Blaschko adduces proofs that in all places in which free love is not possible prostitution takes its place.
This fact affords a striking proof of the necessity of free love. For there can be no doubt as to the correct answer to the question which is better, prostitution or free love.
Max Marcus and other physicians have recently discussed the question whether the medical man is justified in recommending extra-conjugal sexual intercourse. I myself, as a physician, and as an ardent supporter of the efforts for the suppression of venereal diseases, in view of the enormous increase of professional prostitution (both public and private), and in view also of the extraordinarily wide diffusion of venereal diseases, feel compelled to answer this question, generally speaking, in the negative. Yet I look to the introduction of free love, and in association with free love of a new sexual morality, in accordance with which man and woman are regarded as two free personalities, with equal rights and also equal responsibilities, as the only possible rescue from the misery of prostitution and of venereal disease.
Place the free woman beside the free man, inspire both with the profound sense of responsibility which will result from the activity of the love of two free personalities, and you will see that to them and to their children such love will bring true happiness.
Before going further into this problem of free love, I will give a brief account of the history of the question during the nineteenth century.
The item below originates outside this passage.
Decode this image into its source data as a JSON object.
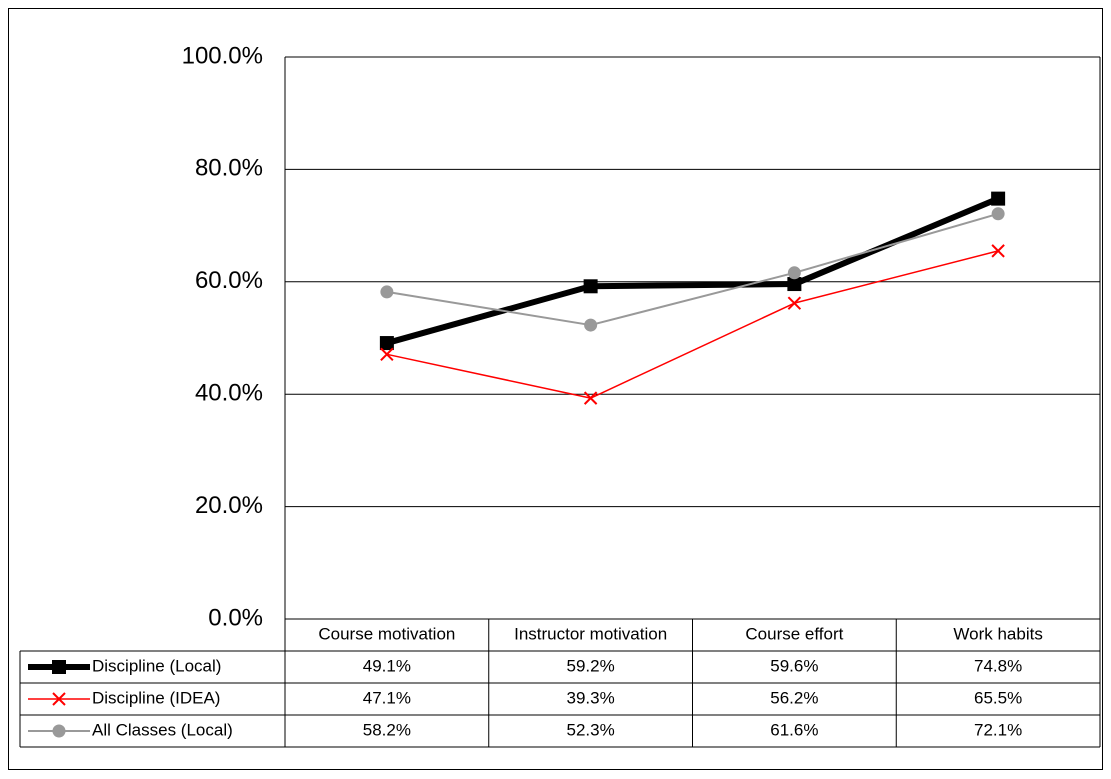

We shall see that quite a number of leading spirits, morally lofty natures, were occupied with the question, because they were deeply impressed with the intolerable character of existing conditions in the sexual sphere, and were convinced that help was only to be found in a relaxation of those conditions in the sense of a freer conception of sexual relationships.
In addition to the romanticists (vide supra, [pp. 169] and [175]) in the beginning of the nineteenth century in England, William Godwin, the lover and husband of Mary Wollstonecraft (the celebrated advocate of woman’s rights), in his “Political Justice,” declared the conventional coercive marriage to be an obsolete institution, by which the freedom of the individual was seriously curtailed. Marriage is a question of property, and one person ought not to become the property of another. Godwin maintained that the abolition of marriage would have no evil consequences. The free love and subsequent marriage of Godwin and Mary Wollstonecraft deserves a short description. Godwin was of opinion that the members of a family should not see too much of one another. He also believed that they would interfere with one another’s work if they lived in the same house. For this reason he furnished some rooms for himself at a little distance from Mary Wollstonecraft’s dwelling, and often first appeared at her house at a late lunch; the intervening hours were spent by both in literary work. They exchanged letters also during the day.[189]
Doubtless under the influence of the views of Godwin, Shelley, in the notes to “Queen Mab,” writes a violent polemic against coercive marriage. He says:
“Love withers under constraint; its very essence is liberty; it is compatible neither with obedience, jealousy, nor fear; it is there most pure, perfect, and unlimited, where its votaries live in confidence, equality, and unreserve. How long, then, ought the sexual connexion to last? What law ought to specify the extent of the grievances which should limit its duration? A husband and wife ought to continue so long united as they love each other; any law which should bind them to cohabitation for one moment after the decay of their affection would be a most intolerable tyranny.”[190]
He then proceeds to attack the conventional morality so intimately associated with coercive marriage, and concludes with the words:
“Chastity is a monkish and evangelical superstition, a greater foe to natural temperance even than unintellectual sensuality; it strikes at the root of all domestic happiness, and consigns more than half of the human race to misery, that some few may monopolize according to law. A system could not well have been devised more studiously hostile to human happiness than marriage. I conceive that from the abolition of marriage, the fit and natural arrangement of sexual connexion would result. I by no means assert that the intercourse would be promiscuous; on the contrary, it appears, from the relation of parent to child, that this union is generally of long duration, and marked above all others with generosity and self-devotion.”[191]